高效的可视化搜索对象的影片:Efficient Visual Search for Objects in Videos

关键词:Object recognitiontext retrievalviewpointscale invariance

Efficient Visual Search for Objects in Videos
Visual search using text-retrieval methods can rapidly and accurately
代写留学生论文locate objects in videos despite changes in camera viewpoint,
lighting, and partial occlusions.
By Josef Sivic and Andrew Zisserman
ABSTRACT | We describe an approach to generalize theconcept of text-based search to nontextual information. Inparticular, we elaborate on the possibilities of retrievingobjects or scenes in a movie with the ease, speed, and accuracywith which Google [9] retrieves web pages containing particularwords, by specifying the query as an image of the object orscene.

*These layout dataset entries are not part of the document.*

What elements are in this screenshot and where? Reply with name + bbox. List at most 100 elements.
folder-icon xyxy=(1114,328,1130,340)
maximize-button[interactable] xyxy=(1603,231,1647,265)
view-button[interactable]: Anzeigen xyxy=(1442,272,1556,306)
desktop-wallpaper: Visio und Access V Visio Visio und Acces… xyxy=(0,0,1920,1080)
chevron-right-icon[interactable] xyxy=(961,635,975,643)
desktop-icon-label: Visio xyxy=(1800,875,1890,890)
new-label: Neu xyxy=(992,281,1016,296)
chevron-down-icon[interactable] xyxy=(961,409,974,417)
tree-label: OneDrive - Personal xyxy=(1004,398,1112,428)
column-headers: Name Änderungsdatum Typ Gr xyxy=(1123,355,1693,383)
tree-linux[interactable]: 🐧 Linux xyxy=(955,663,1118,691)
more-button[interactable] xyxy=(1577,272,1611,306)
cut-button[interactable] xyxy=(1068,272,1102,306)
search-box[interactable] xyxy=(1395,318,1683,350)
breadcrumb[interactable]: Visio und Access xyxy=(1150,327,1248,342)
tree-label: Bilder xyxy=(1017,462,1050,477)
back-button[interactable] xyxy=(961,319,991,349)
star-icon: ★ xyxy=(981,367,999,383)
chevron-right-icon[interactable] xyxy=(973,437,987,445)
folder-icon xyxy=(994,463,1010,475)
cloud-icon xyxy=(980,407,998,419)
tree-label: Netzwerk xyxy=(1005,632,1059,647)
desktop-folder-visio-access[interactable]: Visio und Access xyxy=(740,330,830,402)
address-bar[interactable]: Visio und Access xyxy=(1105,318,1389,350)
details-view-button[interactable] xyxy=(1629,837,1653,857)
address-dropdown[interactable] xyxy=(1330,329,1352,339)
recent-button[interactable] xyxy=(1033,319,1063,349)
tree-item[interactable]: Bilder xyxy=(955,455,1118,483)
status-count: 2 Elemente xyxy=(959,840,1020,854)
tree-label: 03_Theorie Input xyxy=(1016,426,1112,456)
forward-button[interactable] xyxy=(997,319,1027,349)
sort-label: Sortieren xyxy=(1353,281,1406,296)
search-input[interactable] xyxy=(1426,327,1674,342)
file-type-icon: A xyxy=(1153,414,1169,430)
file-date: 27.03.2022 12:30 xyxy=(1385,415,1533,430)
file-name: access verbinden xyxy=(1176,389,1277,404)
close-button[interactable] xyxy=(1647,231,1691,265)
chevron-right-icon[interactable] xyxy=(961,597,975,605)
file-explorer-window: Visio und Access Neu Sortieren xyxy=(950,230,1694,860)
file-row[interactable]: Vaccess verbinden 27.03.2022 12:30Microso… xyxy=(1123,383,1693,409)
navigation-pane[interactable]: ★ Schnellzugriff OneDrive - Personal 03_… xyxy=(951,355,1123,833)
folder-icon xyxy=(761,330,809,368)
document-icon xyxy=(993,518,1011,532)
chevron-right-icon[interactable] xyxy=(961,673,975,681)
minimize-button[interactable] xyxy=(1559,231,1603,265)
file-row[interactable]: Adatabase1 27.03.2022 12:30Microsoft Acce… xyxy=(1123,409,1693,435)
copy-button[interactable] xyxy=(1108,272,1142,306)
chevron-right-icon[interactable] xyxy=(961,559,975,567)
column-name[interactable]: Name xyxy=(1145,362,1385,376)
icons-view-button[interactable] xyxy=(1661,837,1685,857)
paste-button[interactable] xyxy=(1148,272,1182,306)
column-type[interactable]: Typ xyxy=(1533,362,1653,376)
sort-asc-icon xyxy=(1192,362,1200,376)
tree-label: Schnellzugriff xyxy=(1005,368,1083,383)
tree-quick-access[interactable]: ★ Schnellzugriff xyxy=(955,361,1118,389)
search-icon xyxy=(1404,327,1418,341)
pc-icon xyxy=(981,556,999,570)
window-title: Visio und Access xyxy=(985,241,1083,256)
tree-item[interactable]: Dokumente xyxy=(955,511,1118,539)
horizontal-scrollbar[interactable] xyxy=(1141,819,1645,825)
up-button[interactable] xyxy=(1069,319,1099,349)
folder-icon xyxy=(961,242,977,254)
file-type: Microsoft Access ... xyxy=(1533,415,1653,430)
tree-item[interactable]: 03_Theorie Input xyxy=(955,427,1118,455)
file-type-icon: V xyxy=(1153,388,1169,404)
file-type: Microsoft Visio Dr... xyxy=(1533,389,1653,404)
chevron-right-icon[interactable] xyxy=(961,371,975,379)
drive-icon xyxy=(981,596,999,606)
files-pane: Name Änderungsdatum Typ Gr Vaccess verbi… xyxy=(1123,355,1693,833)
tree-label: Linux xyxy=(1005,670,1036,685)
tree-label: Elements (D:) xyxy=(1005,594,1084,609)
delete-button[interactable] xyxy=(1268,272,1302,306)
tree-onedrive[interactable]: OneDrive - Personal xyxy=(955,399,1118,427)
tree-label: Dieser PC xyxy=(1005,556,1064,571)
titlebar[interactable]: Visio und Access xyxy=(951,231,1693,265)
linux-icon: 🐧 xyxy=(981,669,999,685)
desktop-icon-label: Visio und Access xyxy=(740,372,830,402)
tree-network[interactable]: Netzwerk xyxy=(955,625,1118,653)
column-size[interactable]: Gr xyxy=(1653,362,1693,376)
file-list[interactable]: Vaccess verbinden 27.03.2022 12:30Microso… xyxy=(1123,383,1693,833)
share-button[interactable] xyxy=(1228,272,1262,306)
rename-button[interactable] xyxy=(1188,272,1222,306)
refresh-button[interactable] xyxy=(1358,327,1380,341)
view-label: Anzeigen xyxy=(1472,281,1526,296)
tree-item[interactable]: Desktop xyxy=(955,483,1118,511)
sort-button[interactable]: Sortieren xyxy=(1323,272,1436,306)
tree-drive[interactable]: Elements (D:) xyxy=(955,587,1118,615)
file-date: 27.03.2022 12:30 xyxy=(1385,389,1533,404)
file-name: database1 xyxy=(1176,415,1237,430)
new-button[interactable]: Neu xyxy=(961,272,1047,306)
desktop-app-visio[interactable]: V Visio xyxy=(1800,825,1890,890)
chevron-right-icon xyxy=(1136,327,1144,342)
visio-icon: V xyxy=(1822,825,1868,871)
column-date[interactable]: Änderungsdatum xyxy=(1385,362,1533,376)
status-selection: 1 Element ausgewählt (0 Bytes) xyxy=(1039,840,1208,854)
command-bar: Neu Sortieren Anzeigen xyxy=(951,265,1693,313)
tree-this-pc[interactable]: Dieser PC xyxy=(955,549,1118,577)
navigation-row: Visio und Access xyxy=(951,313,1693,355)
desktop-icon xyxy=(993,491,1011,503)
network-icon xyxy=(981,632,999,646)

In our approach, each frame of the video is represented
by a set of viewpoint invariant region descriptors. Thesedescriptorsenable recognition to proceed successfully despitechanges in viewpoint, illumination, and partial occlusion.Vector quantizing these region descriptors provides a visualanalogy of a word, which we term a Bvisual word.[ Efficientretrieval is then achieved by employing methods from statisticaltext retrieval, including inverted file systems, and text anddocument frequency weightings. The final ranking also dependson the spatial layout of the regions. Object retrievalresults are reported on the full length feature films BGroundhog
Day,[ BCharade,[ and BPretty Woman,[ including searches from
within the movie and also searches specified by external
images downloaded from the Internet. We discuss three
research directions for the presented video retrieval approach
and review some recent work addressing them: 1) building
visual vocabularies for very large-scale retrieval; 2) retrieval of
3-D objects; and 3) more thorough verification and rankingusing the spatial structure of objects.

KEYWORDS | Object recognition; text retrieval; viewpoint and scale invariance

The aim of this research is to retrieve those key frames andshots of a video containing a particular object with theease, speed, and accuracy with which web search enginessuch as Google [9] retrieve text documents (web pages)containing particular words. An example visual object
query and retrieved results are shown in Fig. 1. This paper
investigates whether a text retrieval approach can besuccessfullyemployed for this task.
Identifying an (identical) object in a database of imagesis a challenging problem because the object can have adifferent size and pose in the target and query images, andalso the target image may contain other objects (Bclutter[)that can partially occlude the object of interest. However,successful methods now exist which can match an object’svisual appearance despite differences in viewpoint, lighting,
and partial occlusion [22]–[24], [27], [32], [38], [39],
[41], [49], [50]. Typically, an object is represented by a set
of overlapping regions each represented by a vector
computed from the region’s appearance. The region
extraction and descriptors are built with a controlled
degree of invariance to viewpoint and illumination
conditions. Similar descriptors are computed for all images
in the database. Recognition of a particular object proceeds
by nearest neighbor matching of the descriptor vectors,
followed by disambiguating or voting using the spatial
consistency of the matched regions, for example by
computing an affine transformation between the query
and target image [19], [22]. The resul论文英语论文网提供整理,提供论文代写英语论文代写代写论文代写英语论文代写留学生论文代写英文论文留学生论文代写相关核心关键词搜索。